Traditionally once you have made it into watching the highlights of a game you are safe from having the end result spoiled providing you stay off Twitter and don’t let Brian Glover know where you live. (This is an obscure yet obvious Whatever Happened to The Likely Lads joke that ignores the fact that it is not 1975 and that Brian Glover is dead). However BT recently surpassed all convention by revealing the final score of the game they were actually showing just 26 minutes into the match: The highlights of a Roma game came with an uninvited blitzkrieg of information around the screen like Sky Sports News employs. This was already vexing (to the point that I was casting flirtatious looks towards the Playstation) then they rolled the previous day’s Serie A results across the screen, including the news that Roma won 5-1. I was instantly delighted, annoyed and angry but couldn’t stop laughing at the bare-faced stupidity.

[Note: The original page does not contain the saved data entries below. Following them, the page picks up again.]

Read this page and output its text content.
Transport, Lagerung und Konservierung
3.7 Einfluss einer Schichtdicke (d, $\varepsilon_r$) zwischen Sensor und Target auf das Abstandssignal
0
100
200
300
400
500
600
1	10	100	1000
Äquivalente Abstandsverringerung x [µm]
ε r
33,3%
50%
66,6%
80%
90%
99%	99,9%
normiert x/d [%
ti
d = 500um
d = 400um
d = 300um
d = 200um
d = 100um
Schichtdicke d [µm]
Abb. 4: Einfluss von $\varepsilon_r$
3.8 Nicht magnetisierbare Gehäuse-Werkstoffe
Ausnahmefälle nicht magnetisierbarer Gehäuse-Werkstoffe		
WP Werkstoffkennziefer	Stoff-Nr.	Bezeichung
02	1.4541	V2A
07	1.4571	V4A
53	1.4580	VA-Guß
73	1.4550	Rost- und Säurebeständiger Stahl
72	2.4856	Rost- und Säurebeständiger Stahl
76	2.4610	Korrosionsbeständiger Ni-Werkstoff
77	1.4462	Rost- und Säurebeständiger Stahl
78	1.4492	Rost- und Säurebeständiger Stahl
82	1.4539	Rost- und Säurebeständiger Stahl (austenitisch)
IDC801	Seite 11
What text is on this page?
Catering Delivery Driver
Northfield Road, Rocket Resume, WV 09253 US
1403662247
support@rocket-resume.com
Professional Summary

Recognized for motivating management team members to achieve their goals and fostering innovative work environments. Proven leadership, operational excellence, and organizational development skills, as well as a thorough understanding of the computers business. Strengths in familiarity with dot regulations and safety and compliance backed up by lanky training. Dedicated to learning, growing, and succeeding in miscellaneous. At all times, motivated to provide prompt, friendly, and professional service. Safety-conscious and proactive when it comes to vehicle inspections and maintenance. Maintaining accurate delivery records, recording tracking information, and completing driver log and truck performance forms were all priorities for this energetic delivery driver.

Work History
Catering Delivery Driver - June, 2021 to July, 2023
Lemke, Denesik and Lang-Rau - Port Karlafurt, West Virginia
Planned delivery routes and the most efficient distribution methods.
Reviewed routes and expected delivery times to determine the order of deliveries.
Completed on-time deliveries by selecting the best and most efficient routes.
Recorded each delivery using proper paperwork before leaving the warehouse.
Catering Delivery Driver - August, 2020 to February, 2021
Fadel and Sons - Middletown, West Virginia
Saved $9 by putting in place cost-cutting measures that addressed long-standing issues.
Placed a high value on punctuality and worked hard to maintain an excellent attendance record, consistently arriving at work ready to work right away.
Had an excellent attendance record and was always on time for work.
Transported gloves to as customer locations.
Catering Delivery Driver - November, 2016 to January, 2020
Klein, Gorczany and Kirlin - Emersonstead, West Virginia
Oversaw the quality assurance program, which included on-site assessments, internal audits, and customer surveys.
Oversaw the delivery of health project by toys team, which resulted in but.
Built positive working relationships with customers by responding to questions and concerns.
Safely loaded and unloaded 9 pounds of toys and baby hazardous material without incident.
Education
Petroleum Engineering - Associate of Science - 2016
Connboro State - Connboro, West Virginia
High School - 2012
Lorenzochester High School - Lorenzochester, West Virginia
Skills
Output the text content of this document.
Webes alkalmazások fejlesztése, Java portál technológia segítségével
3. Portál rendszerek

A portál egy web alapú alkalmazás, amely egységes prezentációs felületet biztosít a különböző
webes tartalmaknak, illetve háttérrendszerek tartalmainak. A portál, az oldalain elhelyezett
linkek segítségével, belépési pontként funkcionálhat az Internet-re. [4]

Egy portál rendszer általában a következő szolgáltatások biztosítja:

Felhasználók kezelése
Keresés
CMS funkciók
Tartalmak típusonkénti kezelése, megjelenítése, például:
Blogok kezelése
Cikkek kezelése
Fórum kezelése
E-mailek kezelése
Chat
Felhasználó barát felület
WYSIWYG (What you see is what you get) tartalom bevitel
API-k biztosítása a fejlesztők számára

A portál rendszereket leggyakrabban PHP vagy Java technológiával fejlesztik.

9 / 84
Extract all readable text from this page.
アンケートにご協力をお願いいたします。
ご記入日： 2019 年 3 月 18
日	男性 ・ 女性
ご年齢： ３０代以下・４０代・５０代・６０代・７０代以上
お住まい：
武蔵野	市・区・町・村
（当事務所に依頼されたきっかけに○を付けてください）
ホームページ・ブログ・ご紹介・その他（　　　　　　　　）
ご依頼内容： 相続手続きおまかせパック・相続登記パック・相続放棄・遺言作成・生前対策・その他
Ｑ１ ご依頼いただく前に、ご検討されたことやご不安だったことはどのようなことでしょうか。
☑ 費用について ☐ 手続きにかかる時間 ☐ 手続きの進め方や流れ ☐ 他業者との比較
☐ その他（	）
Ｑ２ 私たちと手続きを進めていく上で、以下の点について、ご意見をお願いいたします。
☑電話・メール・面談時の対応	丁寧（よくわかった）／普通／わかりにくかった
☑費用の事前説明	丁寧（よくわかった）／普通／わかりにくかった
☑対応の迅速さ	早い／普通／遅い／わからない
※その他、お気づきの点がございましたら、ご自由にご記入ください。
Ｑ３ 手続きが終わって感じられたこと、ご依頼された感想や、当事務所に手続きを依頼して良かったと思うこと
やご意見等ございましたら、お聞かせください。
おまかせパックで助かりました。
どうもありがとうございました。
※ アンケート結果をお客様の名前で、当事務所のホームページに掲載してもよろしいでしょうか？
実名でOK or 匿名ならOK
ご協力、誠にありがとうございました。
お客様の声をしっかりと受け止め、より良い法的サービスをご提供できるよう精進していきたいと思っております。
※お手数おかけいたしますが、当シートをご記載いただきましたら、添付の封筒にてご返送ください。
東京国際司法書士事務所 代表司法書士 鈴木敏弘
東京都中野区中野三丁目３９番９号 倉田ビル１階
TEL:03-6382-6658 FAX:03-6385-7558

Why do BT think this sort of thing is clever technology when they should be concentrating on a red button service that means we can all fire painful jolts of electricity into Robbie Savage’s eyes whenever he says something idiotic or that directly contradicts something he said himself five minutes beforehand? As this would be every time he opens his mouth this would soon render the service painfully but satisfyingly redundant due to Mr Savage’s unfortunate death. We could then quickly move onto technology that administered a fish-based punishment beating every time Michael Owen says something obvious and boring.
BT clearly have the public’s best interests at heart: we can see this from their generous decision to televise Newcastle’s game at Bournemouth and showing it at lunchtime so nobody has to actually bother making the 720 mile trip. All I’m asking is that they and the BBC keep a bit of their public spiritedness to themselves.